Iceland: On location
The morning sun is barely visible, but the light illuminating the frozen lagoon is blinding.
Gleaming crystal-clear shards pepper a black-sand shoreline, luminous blue icebergs float silently on a mirrored lake, while a colossal icy tongue creeps down from vast snow-covered mountains merging brilliantly into a stark sky.
Rugged, epic and breathtakingly surreal, Iceland's ethereal Jökulsárlón glacial lagoon covers nearly seven square miles along an outlet of Europe's largest glacier, Vatnajökull (also known as the Vatna Glacier). And it isn't the only thing here that's frozen. Standing on the edge of Iceland's deepest lake, I'm rooted to the spot in awe and see why this sprawling cinematic vista is as popular with filmmakers as it is tourists.
Jökulsárlón's most notable movie moment came during the famed car-chase-on-ice sequence in Die Another Day, but it actually made its screen debut some years earlier in another Bond classic, A View to a Kill, with a suave Roger Moore snowboarding down into the lagoon to escape his enemies with ease.
Continuing the posh-secret-agent theme, Angelina Jolie's Lara Croft could be seen navigating Jökulsárlón's icebergs with Daniel Craig (the current Bond) in Tomb Raider, while director Christopher Nolan later used this sublime, icy expanse as a brooding double for Tibet in Batman Begins.
But Jökulsárlón doesn't get to steal all the limelight. A short drive on Route 1 – an 832-mile ring road circumnavigating the whole country – with local adventure outfit Extreme Iceland, takes our small party to another spectacular glacier outlet in the Skaftafell national park.
Our guide drives us up and virtually onto the glacial tongue of Svínafellsjökull, so we're just steps from its strange, spiky terrain of windswept ice valleys, ridges and deep crevasses, stretching far into the mountainous horizon. But instead of merely marvelling at the frozen ravine ahead, we tool up with crampons and ice axes to penetrate further into the shimmering blue ice shelf.

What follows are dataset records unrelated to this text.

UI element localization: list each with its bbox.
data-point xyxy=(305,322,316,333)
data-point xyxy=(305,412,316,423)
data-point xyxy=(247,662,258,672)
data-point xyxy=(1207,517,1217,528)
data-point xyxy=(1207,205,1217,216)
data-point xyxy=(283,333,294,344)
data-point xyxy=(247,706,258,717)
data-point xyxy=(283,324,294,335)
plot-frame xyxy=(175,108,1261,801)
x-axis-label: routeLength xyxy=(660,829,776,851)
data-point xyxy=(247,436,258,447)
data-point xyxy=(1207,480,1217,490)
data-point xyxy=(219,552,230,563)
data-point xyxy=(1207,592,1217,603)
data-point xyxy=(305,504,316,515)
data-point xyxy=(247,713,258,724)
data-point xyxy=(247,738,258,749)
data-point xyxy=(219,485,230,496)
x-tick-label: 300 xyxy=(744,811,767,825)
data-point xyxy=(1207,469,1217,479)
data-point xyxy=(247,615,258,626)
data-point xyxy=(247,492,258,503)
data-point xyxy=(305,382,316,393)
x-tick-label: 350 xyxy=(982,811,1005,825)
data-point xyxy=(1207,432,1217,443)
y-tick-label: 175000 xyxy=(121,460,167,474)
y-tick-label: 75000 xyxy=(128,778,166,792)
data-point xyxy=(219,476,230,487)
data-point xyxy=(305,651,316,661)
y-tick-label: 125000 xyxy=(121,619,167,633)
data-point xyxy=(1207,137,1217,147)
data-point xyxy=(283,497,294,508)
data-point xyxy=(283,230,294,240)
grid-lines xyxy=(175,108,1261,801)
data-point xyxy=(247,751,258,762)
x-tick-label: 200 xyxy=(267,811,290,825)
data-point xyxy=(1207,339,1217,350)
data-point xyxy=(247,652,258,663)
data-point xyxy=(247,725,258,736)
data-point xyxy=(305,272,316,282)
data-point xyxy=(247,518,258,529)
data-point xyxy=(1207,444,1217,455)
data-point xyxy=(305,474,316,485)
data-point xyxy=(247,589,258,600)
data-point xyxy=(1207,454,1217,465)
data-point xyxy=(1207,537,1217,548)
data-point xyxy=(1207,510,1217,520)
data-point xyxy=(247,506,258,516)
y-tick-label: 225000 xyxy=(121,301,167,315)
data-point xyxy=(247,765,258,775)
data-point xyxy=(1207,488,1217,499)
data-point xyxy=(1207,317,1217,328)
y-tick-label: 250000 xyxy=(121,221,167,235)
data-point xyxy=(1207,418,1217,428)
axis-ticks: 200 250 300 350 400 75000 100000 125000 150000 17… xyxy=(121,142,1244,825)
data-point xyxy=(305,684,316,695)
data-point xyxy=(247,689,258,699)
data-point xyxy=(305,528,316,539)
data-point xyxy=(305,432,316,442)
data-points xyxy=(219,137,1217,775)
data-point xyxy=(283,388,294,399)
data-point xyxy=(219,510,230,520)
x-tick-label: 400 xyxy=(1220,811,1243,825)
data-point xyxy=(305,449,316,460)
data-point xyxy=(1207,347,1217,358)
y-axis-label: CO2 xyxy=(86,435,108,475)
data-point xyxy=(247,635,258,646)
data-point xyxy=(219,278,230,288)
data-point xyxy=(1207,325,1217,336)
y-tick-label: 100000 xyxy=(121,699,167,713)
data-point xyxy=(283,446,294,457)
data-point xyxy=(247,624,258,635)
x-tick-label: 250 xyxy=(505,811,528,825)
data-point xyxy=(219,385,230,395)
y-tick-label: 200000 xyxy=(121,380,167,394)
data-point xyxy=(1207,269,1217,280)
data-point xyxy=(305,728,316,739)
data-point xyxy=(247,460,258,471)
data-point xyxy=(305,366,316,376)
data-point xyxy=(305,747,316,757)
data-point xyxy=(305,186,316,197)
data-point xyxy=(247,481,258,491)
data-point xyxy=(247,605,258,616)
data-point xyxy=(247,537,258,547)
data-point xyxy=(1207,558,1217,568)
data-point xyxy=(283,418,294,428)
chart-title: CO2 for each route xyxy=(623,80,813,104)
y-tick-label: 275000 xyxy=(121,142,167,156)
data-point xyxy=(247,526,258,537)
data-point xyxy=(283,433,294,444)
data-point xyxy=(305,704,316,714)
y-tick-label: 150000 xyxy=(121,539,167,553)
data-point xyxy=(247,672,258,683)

Spiked boots make walking on the glacial ice slightly less alarming, and it isn't long before our group finds its stride, marching single file to the sound of crunching ice. But with twisting fissures, holes and sheer drops, sticking to a clear path is essential to avoid falling to an icy grave. Peril aside, each measured step on the waxy surface reveals mesmerising layers of colour, from turquoise, sapphire and aquamarine blues to waves of white, brown and black – the latter veins of volcanic ash trapped deep in the ice.
Our planned route meanders along a ridged and crooked ice spine, but we're soon faced with a towering and seemingly impenetrable glassy wall, stopping us in our tracks. It's a fitting time to hear how Svínafellsjökull is a regular star of swords-and-sex TV saga Game of Thrones, with film scouts choosing these frozen wastelands to conjure up the drama's hauntingly isolated land 'beyond the wall'.
With the land beyond this imposing ice wall probably more suited to the series' exiled Wildings, we about-turn and make our way back across the ice to more terra firma. After all, Iceland isn't short on other epic film locations.
In recent years, the country's ghostly glaciers, active volcanoes, thundering waterfalls and bizarre black-sand beaches have created the distinct dramatic realms of Prometheus, Oblivion and Thor: The Dark World – and will do so again this year for Darren Aronofsky's biblical epic Noah. But as impressive as Iceland appears on-screen, nothing beats experiencing its natural film sets for real.